Fed Tech: Where would you say you are in achieving this power to the edge? It's clearly a never-ending sort of a goal because it's dynamic, but where do you think you are in terms of the network being really useful?

Wells: I think we have pockets of real excellence, and we have a migration path to the future.

There are six major programs that constitute the GIG.

Four deal with transport of information: the GIG-Bandwidth Expansion (GIG-BE), the terrestrial fiber piece; the Joint Tactical Radio System (JTRS), which is not just a flexible radio replacement but also the router on a mobile Internet Protocol network; the Transformational Satellite, providing global laser communications on the move; and the Teleports that link the terrestrial to the on-orbit segments.

Then there are the Net-Centric Enterprise Services, which tie the data and the applications together, and there's Information Assurance, which underpins it.

Plus, there are three major concepts that go with this. We have to be able to do "net ops" and network resources management on this very heterogeneous network that runs 10 gigabits per second across terrestrial stable fiber to maybe 10 kilobits a second on dynamic networks on the battlefield.

So how do you apportion bandwidth? How do you apportion new numbers of radios? How do you apportion information?

We also have to manage the radio frequency spectrum—that's key to mobile operations.

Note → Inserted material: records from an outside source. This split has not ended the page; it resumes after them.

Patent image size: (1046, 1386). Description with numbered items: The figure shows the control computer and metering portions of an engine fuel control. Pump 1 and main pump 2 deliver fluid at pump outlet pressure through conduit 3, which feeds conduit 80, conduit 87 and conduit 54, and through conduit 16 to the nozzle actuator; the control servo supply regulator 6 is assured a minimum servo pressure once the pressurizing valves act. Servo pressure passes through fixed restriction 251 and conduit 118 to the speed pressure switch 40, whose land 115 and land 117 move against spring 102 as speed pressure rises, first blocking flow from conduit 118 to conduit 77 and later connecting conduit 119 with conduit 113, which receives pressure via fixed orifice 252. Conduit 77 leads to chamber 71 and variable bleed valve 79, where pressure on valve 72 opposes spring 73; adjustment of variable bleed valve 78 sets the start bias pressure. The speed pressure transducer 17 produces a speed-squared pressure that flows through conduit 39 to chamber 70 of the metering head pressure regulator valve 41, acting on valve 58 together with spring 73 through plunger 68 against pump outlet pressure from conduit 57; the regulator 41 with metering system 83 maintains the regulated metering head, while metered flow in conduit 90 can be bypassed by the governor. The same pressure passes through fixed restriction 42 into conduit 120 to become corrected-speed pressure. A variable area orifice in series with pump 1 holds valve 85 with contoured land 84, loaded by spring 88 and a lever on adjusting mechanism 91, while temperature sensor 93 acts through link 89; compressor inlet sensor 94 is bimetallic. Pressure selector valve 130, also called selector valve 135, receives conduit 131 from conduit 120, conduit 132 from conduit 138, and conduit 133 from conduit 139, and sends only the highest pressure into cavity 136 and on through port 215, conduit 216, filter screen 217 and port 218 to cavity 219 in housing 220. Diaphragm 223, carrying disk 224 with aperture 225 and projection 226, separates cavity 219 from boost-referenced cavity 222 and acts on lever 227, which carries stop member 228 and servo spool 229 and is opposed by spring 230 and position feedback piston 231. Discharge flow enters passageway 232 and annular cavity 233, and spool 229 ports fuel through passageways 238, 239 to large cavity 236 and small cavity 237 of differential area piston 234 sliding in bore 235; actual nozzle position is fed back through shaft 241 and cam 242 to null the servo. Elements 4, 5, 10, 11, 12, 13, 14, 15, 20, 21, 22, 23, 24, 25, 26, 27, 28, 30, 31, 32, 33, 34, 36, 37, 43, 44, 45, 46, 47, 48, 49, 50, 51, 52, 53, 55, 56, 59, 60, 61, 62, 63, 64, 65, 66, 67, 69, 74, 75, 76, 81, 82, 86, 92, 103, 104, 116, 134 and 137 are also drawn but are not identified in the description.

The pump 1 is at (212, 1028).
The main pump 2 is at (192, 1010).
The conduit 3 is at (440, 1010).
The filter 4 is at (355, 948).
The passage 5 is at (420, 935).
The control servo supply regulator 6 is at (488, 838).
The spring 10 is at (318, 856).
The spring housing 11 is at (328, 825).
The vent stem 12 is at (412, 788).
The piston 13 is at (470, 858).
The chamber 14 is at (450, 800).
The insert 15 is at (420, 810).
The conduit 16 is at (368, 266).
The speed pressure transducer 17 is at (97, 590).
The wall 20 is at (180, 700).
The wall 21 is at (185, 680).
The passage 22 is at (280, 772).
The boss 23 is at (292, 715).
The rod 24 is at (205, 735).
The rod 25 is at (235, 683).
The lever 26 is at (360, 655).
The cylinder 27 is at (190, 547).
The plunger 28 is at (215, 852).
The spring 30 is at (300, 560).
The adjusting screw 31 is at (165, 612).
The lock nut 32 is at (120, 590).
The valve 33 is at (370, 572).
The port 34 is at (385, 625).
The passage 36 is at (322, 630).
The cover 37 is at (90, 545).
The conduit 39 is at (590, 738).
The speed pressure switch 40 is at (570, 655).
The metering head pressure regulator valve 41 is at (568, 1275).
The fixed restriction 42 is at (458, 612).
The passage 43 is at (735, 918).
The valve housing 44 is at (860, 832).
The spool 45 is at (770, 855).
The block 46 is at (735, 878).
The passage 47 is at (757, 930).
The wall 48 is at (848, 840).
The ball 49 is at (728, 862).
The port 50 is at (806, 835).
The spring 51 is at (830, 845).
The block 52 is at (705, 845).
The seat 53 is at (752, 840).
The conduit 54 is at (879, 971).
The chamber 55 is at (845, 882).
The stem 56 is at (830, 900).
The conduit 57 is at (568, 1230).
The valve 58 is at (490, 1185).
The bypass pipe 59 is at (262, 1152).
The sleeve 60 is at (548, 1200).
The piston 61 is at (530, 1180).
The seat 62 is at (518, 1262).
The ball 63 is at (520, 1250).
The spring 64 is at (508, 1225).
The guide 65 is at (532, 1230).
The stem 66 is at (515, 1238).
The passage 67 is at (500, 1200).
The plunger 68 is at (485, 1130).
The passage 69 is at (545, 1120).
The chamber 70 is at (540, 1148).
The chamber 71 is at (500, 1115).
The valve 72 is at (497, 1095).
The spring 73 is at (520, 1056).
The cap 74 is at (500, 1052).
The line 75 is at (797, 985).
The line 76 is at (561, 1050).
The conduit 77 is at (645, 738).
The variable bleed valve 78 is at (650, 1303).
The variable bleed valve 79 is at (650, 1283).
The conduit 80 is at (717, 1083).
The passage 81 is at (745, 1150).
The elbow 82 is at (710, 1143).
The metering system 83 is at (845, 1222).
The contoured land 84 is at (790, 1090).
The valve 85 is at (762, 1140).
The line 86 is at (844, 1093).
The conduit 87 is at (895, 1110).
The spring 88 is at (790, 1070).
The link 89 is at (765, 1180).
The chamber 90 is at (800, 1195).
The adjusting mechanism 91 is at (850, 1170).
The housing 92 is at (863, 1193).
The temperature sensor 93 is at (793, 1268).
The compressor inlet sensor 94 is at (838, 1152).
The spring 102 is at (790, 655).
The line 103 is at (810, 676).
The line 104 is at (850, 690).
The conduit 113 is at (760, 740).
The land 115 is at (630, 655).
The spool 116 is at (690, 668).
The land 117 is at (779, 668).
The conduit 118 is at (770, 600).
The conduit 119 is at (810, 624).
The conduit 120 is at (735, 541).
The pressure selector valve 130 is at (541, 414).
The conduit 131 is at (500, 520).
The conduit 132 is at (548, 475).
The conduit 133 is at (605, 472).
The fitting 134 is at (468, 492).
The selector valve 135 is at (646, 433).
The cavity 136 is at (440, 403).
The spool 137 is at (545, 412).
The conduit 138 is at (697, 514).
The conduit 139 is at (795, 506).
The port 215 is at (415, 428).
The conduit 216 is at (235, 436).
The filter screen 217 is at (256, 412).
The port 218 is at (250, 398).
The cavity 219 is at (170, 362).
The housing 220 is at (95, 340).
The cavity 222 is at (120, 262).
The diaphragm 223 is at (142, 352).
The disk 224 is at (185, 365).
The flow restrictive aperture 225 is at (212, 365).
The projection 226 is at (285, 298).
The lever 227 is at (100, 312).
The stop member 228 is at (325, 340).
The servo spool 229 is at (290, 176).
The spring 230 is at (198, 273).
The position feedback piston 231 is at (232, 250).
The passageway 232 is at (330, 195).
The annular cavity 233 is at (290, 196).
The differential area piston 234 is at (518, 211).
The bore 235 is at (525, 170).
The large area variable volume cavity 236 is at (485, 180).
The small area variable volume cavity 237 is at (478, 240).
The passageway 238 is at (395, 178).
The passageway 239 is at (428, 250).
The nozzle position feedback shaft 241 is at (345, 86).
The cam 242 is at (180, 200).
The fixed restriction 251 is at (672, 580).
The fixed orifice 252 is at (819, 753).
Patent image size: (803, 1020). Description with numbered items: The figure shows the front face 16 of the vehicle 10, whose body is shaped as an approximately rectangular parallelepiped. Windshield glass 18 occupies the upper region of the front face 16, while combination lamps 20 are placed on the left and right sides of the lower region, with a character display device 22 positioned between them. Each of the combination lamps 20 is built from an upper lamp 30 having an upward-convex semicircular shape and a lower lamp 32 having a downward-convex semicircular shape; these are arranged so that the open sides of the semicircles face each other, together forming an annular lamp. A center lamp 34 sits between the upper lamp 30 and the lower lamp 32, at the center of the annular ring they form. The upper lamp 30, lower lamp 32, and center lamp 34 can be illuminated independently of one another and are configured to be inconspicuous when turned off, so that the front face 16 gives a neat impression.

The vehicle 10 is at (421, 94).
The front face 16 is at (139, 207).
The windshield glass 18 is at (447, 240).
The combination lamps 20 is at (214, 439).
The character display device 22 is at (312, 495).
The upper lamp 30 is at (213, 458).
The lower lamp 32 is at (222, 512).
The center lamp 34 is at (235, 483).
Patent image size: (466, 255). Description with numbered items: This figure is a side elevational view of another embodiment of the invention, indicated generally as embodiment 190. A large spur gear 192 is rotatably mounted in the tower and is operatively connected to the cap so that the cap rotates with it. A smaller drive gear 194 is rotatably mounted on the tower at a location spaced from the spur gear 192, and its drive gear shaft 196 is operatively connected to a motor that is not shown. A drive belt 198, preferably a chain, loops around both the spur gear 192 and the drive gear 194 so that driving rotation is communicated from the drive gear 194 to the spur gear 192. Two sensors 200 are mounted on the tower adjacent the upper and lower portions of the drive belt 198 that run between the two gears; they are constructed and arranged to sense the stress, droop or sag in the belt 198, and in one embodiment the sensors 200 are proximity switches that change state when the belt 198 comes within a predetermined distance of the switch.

Finally, there is the absolutely critical third piece: the underlying data strategy so that all data is tagged to make it discoverable, accessible and understandable.

Where we are:

  • GIG-BE has been an extraordinary success story. It went from concept to initial operational capability in less than three years and will reach full operational capability in less than four. That's astonishing.
  • For JTRS, Michael Wynne [acting undersecretary for acquisition, technology and logistics] decreed a new management structure early this year, and Dennis Bauman, the program executive officer, is making some really positive changes. I'm sure that will get the program back on track.
  • T-Sat, I actually think, is doing very well. The main problem we have with T-Sat is that Congress keeps nipping at it. Thus far the program is making its technology goals and showing evolutionary progress.
  • The Teleport efforts have several pieces that are providing increasing capability.
  • NCES has rolled out four of the nine services so far, and we've had exercises like Quantum Leap and Octoberfest where we've demonstrated and tested them.
  • For Information Assurance, the National Security Agency rolled out an impressive long-term architecture last summer that will provide increasingly sophisticated security until 2015 or so.

    In summary, I think we have the key pieces in place. We are now shifting the emphasis from the big architecture piece to implementation at the edge of the network. We are going to the tactical edge and working our way back in.

    Fed Tech: What's your trick as CIO to have a quick idea of what's going on in all the programs that you oversee?

    Wells: I think the answer is that there's no closed-form solution. You just need to keep your trap lines out there and try to build an atmosphere where people are willing to come tell you the information rather than having to go drag it out of everybody.

    The hardest thing I found in command was to get bad news early enough to still act on it to avoid problems, not to learn it after something fell off the cliff.